« On socially influenced preferences | Main | The dangers in balance »

February 05, 2020

Comments

Patrick Kirk

Perhaps ecomomists are just condtioned to always say "Free trade = good" ? This is the first time I have ever seen a coherent argument that trade frictions are not stupid and harmful.

Staberinde

Hmm. If trade frictions are so good, maybe we should have some between London and Manchester, Scotland and England, Kidderminster and Bishops Stortford?

Is there an optimal level for trade frictions, or are more better?

Dipper

why is it good for the EU to have restrictions on trading outside the EU, but not good for the UK to have similar restrictions?

Almar

I haven't got the numbers to hand, but how much of the increased German trade surplus and the Spanish deficits are with other EU countries (where the single market reduced trading costs) and how much with non-EU countries? You also need to look at relative inflation rates since the start of of the Eurozone.

droog

And whilst Johnson may be imposing custom checks at the moment (aka when cake meets reality), how would this argument for trade frictions sit with the open position of the Britannia Unchained crowd? Just this week Johnson was lecturing the USA on the perils of trade wars.

It's hard to see this duality going on indefinitely. On the one hand a hard no-deal Brexit will lead to controls on both sides of the UK-EU divide, whilst on the other the free-marketeering wing of the Tory party wants to drop barriers for any and all items coming from anywhere in the world.

One tiny difference I see between Johnson's move and Trump's current war with China is that the friction caused by custom checks is not the same as straight-up tariffs. I guess Johnson is introducing friction where the monetary costs are incidental to the divergence he seeks, whereas with Trump making costs punitive is the whole purpose of the exercise. Johnson's goal would then be to introduce as much divergence and friction for as little costs as possible, whilst Trump wants costs to increase as much as possible. Nonetheless, I still can't see how this approach towards the EU would leave room to be more permissive with other non-EU partners. In other words, just because you are doing things differently from Trump doesn't automatically mean you're making sense.

Robert Mitchell

"An important transmission mechanism here has been proven by Ben Friedman: economic stagnation, he has shown, leads to intolerance, xenophobia and anti-democratic sentiment."

Isn't this in contradiction with the Easterlin paradox?

"every seller needs a buyer: I can only dump my holdings of UK equities if somebody buys them. My effort to shift capital out of the UK is therefore offset by somebody else shifting it in."
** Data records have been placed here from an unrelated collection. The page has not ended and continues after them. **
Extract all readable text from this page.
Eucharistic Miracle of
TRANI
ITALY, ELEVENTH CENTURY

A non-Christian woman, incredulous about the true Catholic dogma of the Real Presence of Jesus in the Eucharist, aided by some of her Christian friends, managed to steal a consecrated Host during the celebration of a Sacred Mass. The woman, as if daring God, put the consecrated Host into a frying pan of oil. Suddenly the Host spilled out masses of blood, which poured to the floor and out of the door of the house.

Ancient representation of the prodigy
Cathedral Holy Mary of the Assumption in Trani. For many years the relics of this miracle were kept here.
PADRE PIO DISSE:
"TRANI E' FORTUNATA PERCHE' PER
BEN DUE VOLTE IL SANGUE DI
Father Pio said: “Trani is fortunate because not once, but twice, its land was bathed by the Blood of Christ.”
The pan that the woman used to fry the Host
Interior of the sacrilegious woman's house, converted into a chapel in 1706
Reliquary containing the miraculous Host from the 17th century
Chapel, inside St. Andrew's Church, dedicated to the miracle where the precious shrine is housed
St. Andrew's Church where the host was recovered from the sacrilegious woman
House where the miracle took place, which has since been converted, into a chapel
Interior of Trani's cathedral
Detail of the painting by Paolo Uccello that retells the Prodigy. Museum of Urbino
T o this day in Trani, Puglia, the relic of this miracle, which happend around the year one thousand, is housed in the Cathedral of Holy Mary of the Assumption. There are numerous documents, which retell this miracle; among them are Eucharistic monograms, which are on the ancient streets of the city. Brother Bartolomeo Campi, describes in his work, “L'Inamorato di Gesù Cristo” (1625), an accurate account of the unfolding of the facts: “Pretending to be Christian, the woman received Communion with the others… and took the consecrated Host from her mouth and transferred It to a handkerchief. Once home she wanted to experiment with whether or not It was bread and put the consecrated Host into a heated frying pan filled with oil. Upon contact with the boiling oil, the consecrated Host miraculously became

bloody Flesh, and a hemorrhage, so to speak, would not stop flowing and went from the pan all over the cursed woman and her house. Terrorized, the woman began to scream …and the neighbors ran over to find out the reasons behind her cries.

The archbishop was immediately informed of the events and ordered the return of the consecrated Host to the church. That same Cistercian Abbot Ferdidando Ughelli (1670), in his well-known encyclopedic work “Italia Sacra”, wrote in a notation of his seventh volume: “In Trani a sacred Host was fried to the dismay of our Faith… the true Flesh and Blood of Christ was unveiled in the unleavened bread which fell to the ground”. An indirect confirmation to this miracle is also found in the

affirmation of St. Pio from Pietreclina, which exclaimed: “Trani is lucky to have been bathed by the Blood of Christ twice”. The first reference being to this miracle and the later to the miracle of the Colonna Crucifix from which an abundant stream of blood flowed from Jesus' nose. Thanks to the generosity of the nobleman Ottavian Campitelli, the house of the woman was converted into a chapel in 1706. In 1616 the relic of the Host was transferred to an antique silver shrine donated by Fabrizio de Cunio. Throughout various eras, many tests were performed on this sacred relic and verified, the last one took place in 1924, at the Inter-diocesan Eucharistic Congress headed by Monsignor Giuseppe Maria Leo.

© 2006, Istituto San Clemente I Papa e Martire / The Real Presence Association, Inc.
Say a foreign investor borrows dollars with printed local currency, buys your UK equities, then they go up. Dollars flow to his account. "Every seller needs a buyer" ignores leverage: the buyer can borrow dollars to buy and never repay but someone keeps their balance sheet expanded indefinitely, thus turning credit into money.

KG

Your initial instinct was right: trade frictions are bad. If current account imbalances are "small" for big countries it is because product ranges (and investment prospects) for said countries are pretty similar. And the "Okun" costs of the GFC ignore the (unsustainable, but real) benefits of the above-trend growth that preceded it.

georgesdelatour

Thanks for considering this, Chris.

A number of economists, especially from Cambridge, have been Free Trade Sceptics (FTS). Recently they’ve gone a bit quiet. Wasn’t J.K Galbraith a FTS? Isn’t John Eatwell? The most famous FTS today is probably Ha-Joon Chang, in his book “Bad Samaritans: The Myth of Free Trade and the Secret History of Capitalism”.

There’s an argument which goes all the way back to Friedrich List, which says that pure free trade tends to entrench the dominance of the already successful economies. List thought Germany could only afford to have free trade with Britain after a long period of protectionism had allowed German industry to build up its domestic competitive strength. He said that, without protection, the German people would end up as “drawers of water and hewers of wood for Britain”.

America grew to be the world’s largest economy while it was heavily protected. Chang likes to quote President Ulysses Grant, who remarked that “within 200 years, when America has gotten out of protection all that it can offer, it too will adopt free trade”.

Intriguingly, it’s List’s Zollverein which is the direct inspiration for the EU, not the Manchester free-traders.

Jonathan

georgesdelatour
FTS at Cambridge goes back to Keynes.
Gudgin there has done Brexit work broadly in this tradition which does indicate negative consequences but also suggests these are likely to have been overstated:
https://www.cbr.cam.ac.uk/fileadmin/user_upload/centre-for-business-research/downloads/working-papers/wp483.pdf

The comments to this entry are closed.